Kitzler war sein Name

Anita Isiris

Neben mir sass Nicole; in ihrem Kopf purzelten wohl ganz ähnliche Gedanken. Mit leicht gespreizten Beinen sass sie da und lächelte vor sich hin. Die scheue Vorstellungsrunde in der Pause machte Martin für mich definitiv zum King. Scheu war er auch noch. Dieser geile Körper… und scheu! Ob er schwul war? Egal, wir würden ihn rumkriegen, die Nicole und ich. Unser albernes Kichern hat ihn bestimmt genervt damals; Martin liess sich aber nie etwas anmerken und war unglaublich zuvorkommend uns allen gegenüber. Er hofierte sogar Andrea, die Andrea mit dem fetten Hintern und der Flaschenbodenbrille, die wohl mal Oberschwester werden würde.

Martin lebte zurückgezogen im hintersten Zimmer im langen Korridor; wir wohnten alle intern, wie man damals sagte. Die Toiletten lagen separat, nach Weiblein und Männlein getrennt.
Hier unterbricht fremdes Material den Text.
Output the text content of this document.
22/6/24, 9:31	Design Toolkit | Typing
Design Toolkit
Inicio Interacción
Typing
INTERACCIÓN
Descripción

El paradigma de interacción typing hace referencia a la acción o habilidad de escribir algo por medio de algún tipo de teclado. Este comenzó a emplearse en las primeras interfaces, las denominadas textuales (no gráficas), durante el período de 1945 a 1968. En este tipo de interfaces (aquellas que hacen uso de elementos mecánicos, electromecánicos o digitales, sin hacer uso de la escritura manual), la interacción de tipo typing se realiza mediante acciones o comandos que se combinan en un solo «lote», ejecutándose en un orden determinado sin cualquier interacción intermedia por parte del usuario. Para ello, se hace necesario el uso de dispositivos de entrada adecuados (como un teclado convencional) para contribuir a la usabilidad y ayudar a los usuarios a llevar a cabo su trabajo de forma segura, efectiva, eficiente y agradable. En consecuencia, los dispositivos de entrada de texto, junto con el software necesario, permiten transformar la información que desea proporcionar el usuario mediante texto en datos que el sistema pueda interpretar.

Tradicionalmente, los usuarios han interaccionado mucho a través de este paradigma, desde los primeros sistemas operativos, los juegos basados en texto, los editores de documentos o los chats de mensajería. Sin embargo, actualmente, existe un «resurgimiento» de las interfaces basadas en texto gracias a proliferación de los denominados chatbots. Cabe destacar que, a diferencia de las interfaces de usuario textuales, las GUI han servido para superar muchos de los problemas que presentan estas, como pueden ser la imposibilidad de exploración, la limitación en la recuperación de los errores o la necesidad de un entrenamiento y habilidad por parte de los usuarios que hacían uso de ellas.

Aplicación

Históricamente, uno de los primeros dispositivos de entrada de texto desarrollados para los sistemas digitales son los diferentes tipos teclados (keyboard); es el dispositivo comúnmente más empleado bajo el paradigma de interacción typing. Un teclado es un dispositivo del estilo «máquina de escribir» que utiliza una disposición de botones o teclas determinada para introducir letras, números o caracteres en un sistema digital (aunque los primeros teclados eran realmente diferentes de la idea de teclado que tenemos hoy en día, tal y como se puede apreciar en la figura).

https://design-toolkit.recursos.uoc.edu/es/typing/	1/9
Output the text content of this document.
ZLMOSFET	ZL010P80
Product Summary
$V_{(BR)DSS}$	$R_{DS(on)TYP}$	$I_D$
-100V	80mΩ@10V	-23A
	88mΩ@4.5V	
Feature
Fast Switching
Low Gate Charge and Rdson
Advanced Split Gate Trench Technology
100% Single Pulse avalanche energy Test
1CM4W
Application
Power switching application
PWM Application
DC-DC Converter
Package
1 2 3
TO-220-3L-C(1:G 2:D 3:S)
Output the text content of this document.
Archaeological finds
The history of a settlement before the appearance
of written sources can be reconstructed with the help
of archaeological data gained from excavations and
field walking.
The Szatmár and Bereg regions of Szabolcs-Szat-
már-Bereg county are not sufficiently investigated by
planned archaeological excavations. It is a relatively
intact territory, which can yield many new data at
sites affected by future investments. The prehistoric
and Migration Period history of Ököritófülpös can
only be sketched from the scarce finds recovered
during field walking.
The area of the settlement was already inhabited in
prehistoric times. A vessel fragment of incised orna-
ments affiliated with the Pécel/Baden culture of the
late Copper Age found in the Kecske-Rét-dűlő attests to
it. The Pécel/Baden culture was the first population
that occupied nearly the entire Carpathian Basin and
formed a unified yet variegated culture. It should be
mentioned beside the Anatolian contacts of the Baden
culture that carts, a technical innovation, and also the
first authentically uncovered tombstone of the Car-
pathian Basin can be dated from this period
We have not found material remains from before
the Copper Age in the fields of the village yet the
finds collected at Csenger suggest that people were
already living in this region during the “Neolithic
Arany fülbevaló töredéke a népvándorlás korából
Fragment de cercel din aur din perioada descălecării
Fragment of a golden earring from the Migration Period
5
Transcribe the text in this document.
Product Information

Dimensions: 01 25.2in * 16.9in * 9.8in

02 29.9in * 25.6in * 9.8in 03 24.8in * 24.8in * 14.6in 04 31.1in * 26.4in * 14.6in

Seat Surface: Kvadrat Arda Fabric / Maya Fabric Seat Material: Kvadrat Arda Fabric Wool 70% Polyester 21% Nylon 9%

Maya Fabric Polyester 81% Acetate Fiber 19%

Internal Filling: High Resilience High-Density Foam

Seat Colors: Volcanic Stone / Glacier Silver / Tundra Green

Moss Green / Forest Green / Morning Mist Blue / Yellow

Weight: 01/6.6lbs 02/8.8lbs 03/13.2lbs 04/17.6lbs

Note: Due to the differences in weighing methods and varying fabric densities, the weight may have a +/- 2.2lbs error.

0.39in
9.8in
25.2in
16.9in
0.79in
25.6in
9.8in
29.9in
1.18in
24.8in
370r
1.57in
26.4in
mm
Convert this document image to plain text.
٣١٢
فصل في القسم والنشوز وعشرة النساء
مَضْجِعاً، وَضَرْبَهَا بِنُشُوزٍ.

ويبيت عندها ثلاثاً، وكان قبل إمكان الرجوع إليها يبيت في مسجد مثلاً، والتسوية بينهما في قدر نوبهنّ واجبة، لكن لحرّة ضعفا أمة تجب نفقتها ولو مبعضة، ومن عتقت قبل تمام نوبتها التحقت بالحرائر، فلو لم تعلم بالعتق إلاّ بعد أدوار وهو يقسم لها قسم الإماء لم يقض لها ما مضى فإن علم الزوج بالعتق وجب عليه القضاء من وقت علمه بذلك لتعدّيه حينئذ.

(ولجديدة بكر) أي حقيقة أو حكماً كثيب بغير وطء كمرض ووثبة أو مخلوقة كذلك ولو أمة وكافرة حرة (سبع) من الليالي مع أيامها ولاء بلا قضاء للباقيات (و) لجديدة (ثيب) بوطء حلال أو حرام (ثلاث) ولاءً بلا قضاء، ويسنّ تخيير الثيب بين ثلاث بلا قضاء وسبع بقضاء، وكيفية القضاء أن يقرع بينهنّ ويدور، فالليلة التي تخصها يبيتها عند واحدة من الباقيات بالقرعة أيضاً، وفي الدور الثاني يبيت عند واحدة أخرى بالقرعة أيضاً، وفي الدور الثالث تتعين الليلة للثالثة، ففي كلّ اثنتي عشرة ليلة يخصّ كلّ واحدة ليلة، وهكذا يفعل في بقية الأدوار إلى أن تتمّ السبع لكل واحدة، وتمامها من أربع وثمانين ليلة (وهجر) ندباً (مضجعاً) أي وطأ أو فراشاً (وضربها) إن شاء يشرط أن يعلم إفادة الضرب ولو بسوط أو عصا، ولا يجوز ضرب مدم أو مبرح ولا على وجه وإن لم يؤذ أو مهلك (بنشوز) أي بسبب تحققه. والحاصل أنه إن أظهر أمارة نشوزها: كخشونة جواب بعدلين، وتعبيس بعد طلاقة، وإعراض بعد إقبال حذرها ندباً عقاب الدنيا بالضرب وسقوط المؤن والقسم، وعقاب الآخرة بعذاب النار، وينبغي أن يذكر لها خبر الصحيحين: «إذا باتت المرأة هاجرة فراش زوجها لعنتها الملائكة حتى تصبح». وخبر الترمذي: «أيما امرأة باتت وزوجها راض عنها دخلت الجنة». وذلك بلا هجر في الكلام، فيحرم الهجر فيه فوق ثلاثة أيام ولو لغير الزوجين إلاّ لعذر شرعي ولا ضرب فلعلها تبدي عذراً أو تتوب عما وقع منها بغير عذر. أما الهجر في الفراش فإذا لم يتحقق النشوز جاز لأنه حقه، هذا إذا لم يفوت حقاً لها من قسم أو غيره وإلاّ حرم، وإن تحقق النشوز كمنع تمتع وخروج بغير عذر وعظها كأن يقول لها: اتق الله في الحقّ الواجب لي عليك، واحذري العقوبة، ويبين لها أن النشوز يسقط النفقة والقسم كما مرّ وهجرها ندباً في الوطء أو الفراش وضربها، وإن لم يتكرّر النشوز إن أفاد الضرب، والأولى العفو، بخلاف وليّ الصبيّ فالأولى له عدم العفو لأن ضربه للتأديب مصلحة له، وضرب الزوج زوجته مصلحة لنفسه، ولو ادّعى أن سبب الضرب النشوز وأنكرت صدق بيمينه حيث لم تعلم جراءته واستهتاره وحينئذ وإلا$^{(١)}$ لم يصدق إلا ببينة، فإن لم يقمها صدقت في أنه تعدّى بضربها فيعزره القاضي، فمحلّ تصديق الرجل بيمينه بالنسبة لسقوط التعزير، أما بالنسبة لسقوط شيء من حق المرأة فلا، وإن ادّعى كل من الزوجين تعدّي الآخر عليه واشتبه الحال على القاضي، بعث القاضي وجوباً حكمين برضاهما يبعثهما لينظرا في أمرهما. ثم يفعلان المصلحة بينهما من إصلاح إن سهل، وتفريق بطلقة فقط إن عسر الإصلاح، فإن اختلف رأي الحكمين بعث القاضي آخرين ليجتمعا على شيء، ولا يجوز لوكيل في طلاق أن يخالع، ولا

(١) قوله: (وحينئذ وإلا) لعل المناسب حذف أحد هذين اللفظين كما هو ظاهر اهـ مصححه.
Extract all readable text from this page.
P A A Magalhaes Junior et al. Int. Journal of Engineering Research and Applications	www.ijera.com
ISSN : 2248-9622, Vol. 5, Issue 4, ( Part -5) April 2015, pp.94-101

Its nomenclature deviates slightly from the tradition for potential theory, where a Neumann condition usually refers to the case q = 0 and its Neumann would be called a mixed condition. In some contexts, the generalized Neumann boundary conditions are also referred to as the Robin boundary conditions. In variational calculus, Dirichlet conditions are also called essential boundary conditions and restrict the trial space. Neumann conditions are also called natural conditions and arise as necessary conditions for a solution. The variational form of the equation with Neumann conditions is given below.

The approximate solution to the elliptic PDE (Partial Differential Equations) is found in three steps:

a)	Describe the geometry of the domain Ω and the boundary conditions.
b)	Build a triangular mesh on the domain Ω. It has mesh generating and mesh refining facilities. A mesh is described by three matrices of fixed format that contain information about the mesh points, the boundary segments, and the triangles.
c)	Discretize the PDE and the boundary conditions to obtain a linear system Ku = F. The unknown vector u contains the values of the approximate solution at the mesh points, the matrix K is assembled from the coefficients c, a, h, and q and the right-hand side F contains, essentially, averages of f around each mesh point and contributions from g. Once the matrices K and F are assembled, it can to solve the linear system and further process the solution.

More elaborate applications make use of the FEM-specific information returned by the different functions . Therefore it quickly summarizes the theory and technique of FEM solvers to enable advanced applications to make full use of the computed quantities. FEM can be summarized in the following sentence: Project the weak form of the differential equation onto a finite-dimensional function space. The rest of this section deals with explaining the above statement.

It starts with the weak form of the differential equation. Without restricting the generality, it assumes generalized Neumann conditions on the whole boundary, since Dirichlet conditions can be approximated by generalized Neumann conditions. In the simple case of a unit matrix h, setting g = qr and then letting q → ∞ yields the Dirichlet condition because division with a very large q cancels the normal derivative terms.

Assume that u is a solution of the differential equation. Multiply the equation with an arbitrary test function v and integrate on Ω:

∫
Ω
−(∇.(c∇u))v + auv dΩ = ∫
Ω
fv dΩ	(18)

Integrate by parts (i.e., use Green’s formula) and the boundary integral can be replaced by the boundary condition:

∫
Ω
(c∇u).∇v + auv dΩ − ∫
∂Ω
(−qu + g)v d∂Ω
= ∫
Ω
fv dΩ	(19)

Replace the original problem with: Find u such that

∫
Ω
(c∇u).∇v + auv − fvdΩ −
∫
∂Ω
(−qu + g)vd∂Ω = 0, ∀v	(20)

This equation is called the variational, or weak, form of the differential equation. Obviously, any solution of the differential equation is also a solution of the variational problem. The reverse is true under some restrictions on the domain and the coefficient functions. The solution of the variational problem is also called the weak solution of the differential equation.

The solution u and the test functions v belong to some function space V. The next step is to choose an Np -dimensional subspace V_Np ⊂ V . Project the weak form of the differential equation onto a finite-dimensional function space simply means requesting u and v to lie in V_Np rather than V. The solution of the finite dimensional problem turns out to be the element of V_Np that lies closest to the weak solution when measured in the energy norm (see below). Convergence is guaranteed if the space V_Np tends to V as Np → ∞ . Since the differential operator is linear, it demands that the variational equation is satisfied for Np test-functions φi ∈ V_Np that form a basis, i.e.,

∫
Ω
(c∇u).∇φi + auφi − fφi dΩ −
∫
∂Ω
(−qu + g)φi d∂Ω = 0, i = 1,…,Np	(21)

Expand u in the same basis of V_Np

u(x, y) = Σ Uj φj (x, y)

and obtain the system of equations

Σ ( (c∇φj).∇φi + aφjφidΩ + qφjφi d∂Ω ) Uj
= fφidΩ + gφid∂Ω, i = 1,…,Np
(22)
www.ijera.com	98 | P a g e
Die Duschen wurden gemeinsam benutzt. Es gab so wenige Männer hier, dass wir kaum Schlange stehen mussten – wegen Martin schon gar nicht. Er war flink wie ein Wiesel, und ich freute mich jedes Mal insgeheim am Anblick des verwaschenen violetten Badetuchs über seinen Lenden. Dann kam mein Geburtstag. Ich war praktisch mittellos an jenem 17. März und kaufte ein paar Berliner Pfannkuchen, ein paar Kerzen und drei Flaschen Lychee. Dann war ich endgültig blank und lud Martin und Nicole in meine Bude ein. Er war pünktlich und überreichte mir einen wunderschön bemalten Weinkarton. „Hast Du… das gemacht?“ fragte ich ihn scheu und fuhr über die bemalte Oberfläche. „Ähem… ja“, räusperte er sich und beschrieb mir seinen Umgang mit inneren Stimmen, die ihn zur Malerei inspirierten. Nicole rückte ganz nah an ihn heran und berührte fast seinen rechten Oberschenkel. Sie trug ein komplett durchsichtiges Top und tief sitzende, knallenge Jeans. An Nicole kam ich nicht ran – niemals. Ich trug meinen schönsten Batikrock und darunter ein violettes Höschen.